Mileham K A, Northover B J, Winter A W, Hundal S P, Brammar W J, Conley E C
University of Leicester/Medical Research Council, Centre for Mechanisms of Human Toxicity, UK.
Mol Cell Probes. 1994 Apr;8(2):161-76. doi: 10.1006/mcpr.1994.1022.
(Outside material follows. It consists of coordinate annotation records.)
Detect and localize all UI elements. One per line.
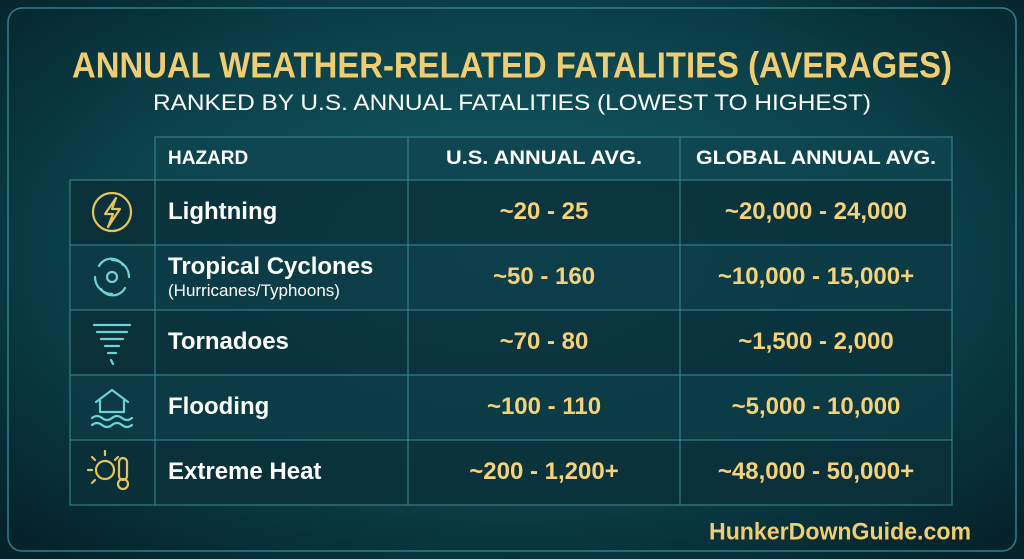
global-average: ~20,000 - 24,000 [725,198,907,225]
hazard-name: Tornadoes [168,328,289,355]
hazard-name: Extreme Heat [168,458,321,485]
hazard-name: Flooding [168,393,269,420]
us-average: ~50 - 160 [493,263,595,290]
flood-icon [90,388,134,429]
table-row [154,439,953,506]
icon-cell [69,244,156,311]
table-row [154,309,953,376]
icon-cell [69,309,156,376]
hazard-note: (Hurricanes/Typhoons) [168,281,340,300]
global-average: ~5,000 - 10,000 [732,393,901,420]
icon-cell [69,439,156,506]
hazard-name: Tropical Cyclones [168,253,373,280]
column-header: GLOBAL ANNUAL AVG. [696,148,936,169]
column-header: U.S. ANNUAL AVG. [446,148,642,169]
table: HAZARD U.S. ANNUAL AVG. GLOBAL ANNUAL AV… [69,136,953,506]
site-credit: HunkerDownGuide.com [709,518,971,545]
table-row [154,179,953,246]
us-average: ~100 - 110 [487,393,601,420]
table-row [154,374,953,441]
lightning-icon [91,191,133,233]
global-average: ~48,000 - 50,000+ [718,458,914,485]
icon-cell [69,374,156,441]
icon-cell [69,179,156,246]
global-average: ~10,000 - 15,000+ [718,263,914,290]
us-average: ~20 - 25 [500,198,589,225]
header-row [154,136,953,181]
title: ANNUAL WEATHER-RELATED FATALITIES (AVERA… [72,45,952,86]
us-average: ~200 - 1,200+ [469,458,618,485]
cyclone-icon [93,257,131,297]
heat-icon [86,449,130,491]
hazard-name: Lightning [168,198,277,225]
us-average: ~70 - 80 [500,328,589,355]
table-row [154,244,953,311]
icons [86,191,134,491]
column-header: HAZARD [168,148,248,169]
frame [7,7,1017,552]
tornado-icon [92,323,132,366]
global-average: ~1,500 - 2,000 [738,328,893,355]
subtitle: RANKED BY U.S. ANNUAL FATALITIES (LOWEST… [153,90,871,115]
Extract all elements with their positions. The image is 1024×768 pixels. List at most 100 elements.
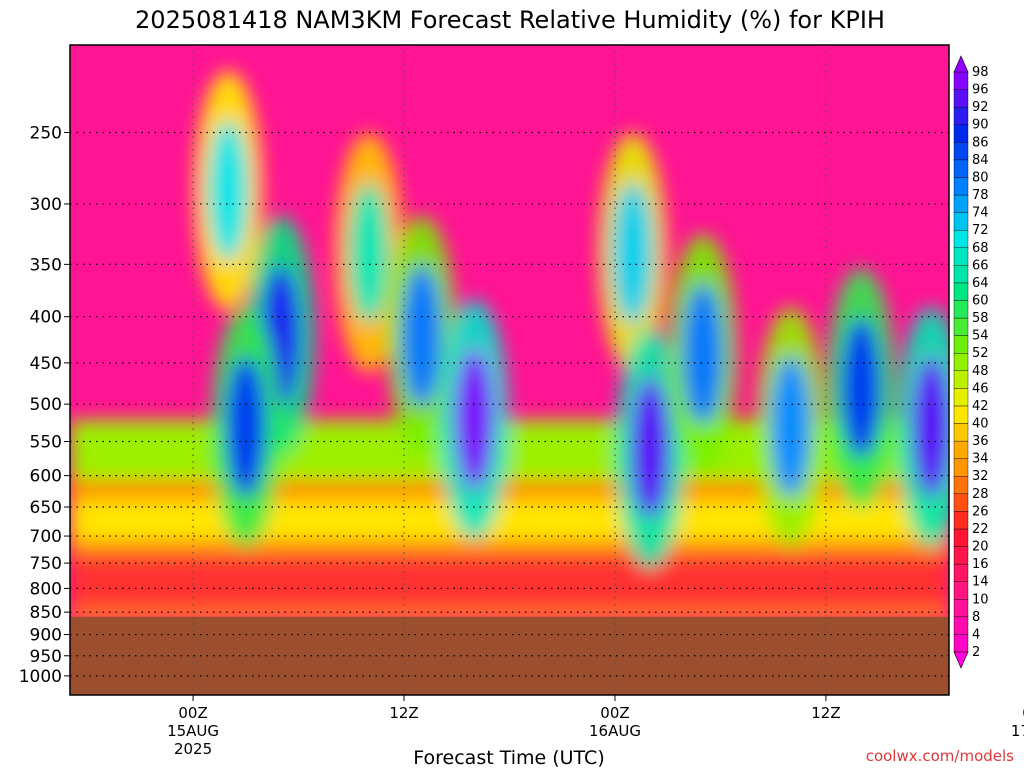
colorbar-segment (953, 124, 969, 143)
rh-feature (999, 364, 1024, 504)
colorbar-segment (953, 599, 969, 618)
colorbar-segment (953, 335, 969, 354)
colorbar-min-arrow (953, 651, 969, 669)
colorbar-label: 68 (972, 241, 989, 256)
colorbar-segment (953, 317, 969, 336)
rh-feature (630, 378, 671, 519)
colorbar-segment (953, 405, 969, 424)
colorbar-segment (953, 159, 969, 178)
colorbar-segment (953, 353, 969, 371)
colorbar-segment (953, 634, 969, 653)
colorbar-segment (953, 581, 969, 600)
y-tick-label: 300 (30, 195, 62, 215)
plot-area (70, 45, 1024, 695)
y-axis-ticks: 250 300 350 400 450 500 550 600 650 700 750 800 850 9… (19, 123, 70, 687)
colorbar-segment (953, 229, 969, 248)
colorbar-label: 86 (972, 135, 989, 150)
colorbar-label: 40 (972, 417, 989, 432)
colorbar-segment (953, 265, 969, 284)
x-tick-label: 00Z17AUG (1011, 704, 1024, 740)
colorbar-label: 2 (972, 645, 980, 660)
colorbar-label: 22 (972, 522, 989, 537)
rh-feature (770, 357, 811, 498)
rh-feature (208, 120, 249, 261)
colorbar-label: 32 (972, 469, 989, 484)
y-tick-label: 800 (30, 579, 62, 599)
colorbar-segment (953, 511, 969, 530)
colorbar-label: 26 (972, 504, 989, 519)
colorbar-label: 46 (972, 381, 989, 396)
colorbar-segment (953, 423, 969, 442)
colorbar-segment (953, 528, 969, 547)
y-tick-label: 950 (30, 647, 62, 667)
y-tick-label: 1000 (19, 667, 62, 687)
colorbar-label: 8 (972, 610, 980, 625)
x-tick-label: 12Z (811, 704, 840, 722)
colorbar-label: 34 (972, 452, 989, 467)
credit-text: coolwx.com/models (866, 747, 1014, 765)
y-tick-label: 450 (30, 354, 62, 374)
y-tick-label: 550 (30, 433, 62, 453)
rh-feature (682, 284, 723, 425)
rh-feature (911, 357, 949, 497)
colorbar-label: 16 (972, 557, 989, 572)
colorbar-segment (953, 440, 969, 459)
colorbar-label: 64 (972, 276, 989, 291)
colorbar-label: 78 (972, 188, 989, 203)
y-tick-label: 850 (30, 603, 62, 623)
rh-feature (841, 318, 882, 459)
y-tick-label: 650 (30, 498, 62, 518)
x-axis-label: Forecast Time (UTC) (413, 747, 604, 768)
colorbar-label: 36 (972, 434, 989, 449)
colorbar-segment (953, 212, 969, 231)
colorbar-segment (953, 458, 969, 477)
colorbar-label: 84 (972, 153, 989, 168)
y-tick-label: 900 (30, 626, 62, 646)
colorbar-segment (953, 476, 969, 495)
colorbar-label: 58 (972, 311, 989, 326)
colorbar-segment (953, 616, 969, 635)
colorbar-segment (953, 563, 969, 582)
colorbar-label: 14 (972, 575, 989, 590)
colorbar-label: 74 (972, 206, 989, 221)
colorbar-max-arrow (953, 55, 969, 73)
colorbar-label: 72 (972, 223, 989, 238)
colorbar: 2481014162022262832343640424648525458606… (953, 55, 989, 669)
y-tick-label: 500 (30, 395, 62, 415)
colorbar-segment (953, 71, 969, 90)
colorbar-segment (953, 493, 969, 512)
colorbar-segment (953, 142, 969, 161)
colorbar-label: 28 (972, 487, 989, 502)
colorbar-label: 90 (972, 118, 989, 133)
colorbar-segment (953, 546, 969, 565)
rh-feature-halo (985, 314, 1024, 554)
rh-field (70, 70, 1024, 620)
colorbar-segment (953, 89, 969, 108)
rh-features (194, 70, 1024, 569)
y-tick-label: 350 (30, 255, 62, 275)
colorbar-label: 48 (972, 364, 989, 379)
colorbar-label: 42 (972, 399, 989, 414)
colorbar-label: 52 (972, 346, 989, 361)
y-tick-label: 700 (30, 527, 62, 547)
rh-feature (454, 349, 495, 490)
colorbar-label: 98 (972, 65, 989, 80)
colorbar-label: 96 (972, 83, 989, 98)
colorbar-label: 60 (972, 293, 989, 308)
x-tick-label: 00Z 15AUG 2025 (167, 704, 219, 758)
colorbar-segment (953, 370, 969, 389)
y-tick-label: 600 (30, 467, 62, 487)
colorbar-segment (953, 388, 969, 407)
y-tick-label: 750 (30, 554, 62, 574)
colorbar-label: 92 (972, 100, 989, 115)
colorbar-label: 66 (972, 258, 989, 273)
colorbar-label: 80 (972, 170, 989, 185)
rh-band-yellow (70, 500, 949, 540)
rh-feature (612, 182, 653, 323)
rh-band-low (70, 555, 949, 610)
colorbar-label: 20 (972, 540, 989, 555)
rh-feature (225, 357, 266, 498)
colorbar-segment (953, 282, 969, 301)
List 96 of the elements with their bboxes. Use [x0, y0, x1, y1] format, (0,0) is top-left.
We have measured the expression levels of a range of distinct ion channel genes in the apex/ventricle region and sino-atrial node (SAN) sub-regions of heart under conditions in which conventional Northern hybridization or ribonuclease protection methods were too insensitive or non-quantitative. The abundance of six potassium channel mRNAs was determined in relation to a single synthetic competitor RNA template which was co-reverse transcribed and PCR-amplified. By these methods we have shown that coronary artery ligation procedures which induce anoxia and ischaemic scarring in the apical region reduce amplifiable message abundance in a time-dependent, but non-specific manner. There was no evidence for any selective reduction of individual mRNA levels during this process. Despite a high reproducibility of titration endpoints, competitive RNA template amplification assays did not provide a simple marker for ischaemic damage, since it was not possible to control for tissue sample heterogeneity. We have also applied these competitive nucleic acid titration techniques to demonstrate expression of cAMP- and cGMP-gated ion channel sequences in small pieces of tissue derived from the SAN sub-region of rabbit heart. Although the ion channels encoded by these sequences are obligately coupled to intracellular signalling agonists commonly found in cardiac cells, they have not been described in functional terms within SAN or any other cardiac subregion. For rapid determination of cDNA molecular numbers, we have devised single-gene, DNA template controls to measure absolute abundance of a cAMP-gated cDNA derived from heart tissue. Competitive titration procedures therefore provide an important technique for probing gene induction and/or repression accompanying pharmacological or surgical interventions, or in progression of disease states. For rare cDNAs, they can estimate the representativeness of a given preparation prior to library construction, screening and retrieval of clones, while eliminating 'false positive' or 'false negative' signals.
我们已经测量了一系列不同离子通道基因在心脏的心尖/心室区域和窦房结(SAN)子区域中的表达水平,这些条件下传统的Northern杂交或核糖核酸酶保护方法过于不灵敏或无法定量。相对于单一的合成竞争RNA模板,测定了六种钾通道mRNA的丰度,该模板经共反转录和PCR扩增。通过这些方法,我们表明,在顶端区域诱导缺氧和缺血性瘢痕形成的冠状动脉结扎程序以时间依赖性但非特异性的方式降低了可扩增信息的丰度。在此过程中,没有证据表明单个mRNA水平有任何选择性降低。尽管滴定终点具有高度可重复性,但竞争性RNA模板扩增试验并未提供缺血性损伤的简单标志物,因为无法控制组织样本的异质性。我们还应用了这些竞争性核酸滴定技术来证明兔心脏SAN子区域来源的小块组织中cAMP和cGMP门控离子通道序列的表达。尽管这些序列编码的离子通道与心脏细胞中常见的细胞内信号激动剂紧密偶联,但它们在SAN或任何其他心脏子区域内尚未从功能角度进行描述。为了快速测定cDNA分子数量,我们设计了单基因DNA模板对照来测量源自心脏组织的cAMP门控cDNA的绝对丰度。因此,竞争性滴定程序为探究伴随药理或手术干预或疾病状态进展的基因诱导和/或抑制提供了一项重要技术。对于罕见的cDNA,它们可以在文库构建、克隆筛选和检索之前估计给定制备物的代表性,同时消除“假阳性”或“假阴性”信号。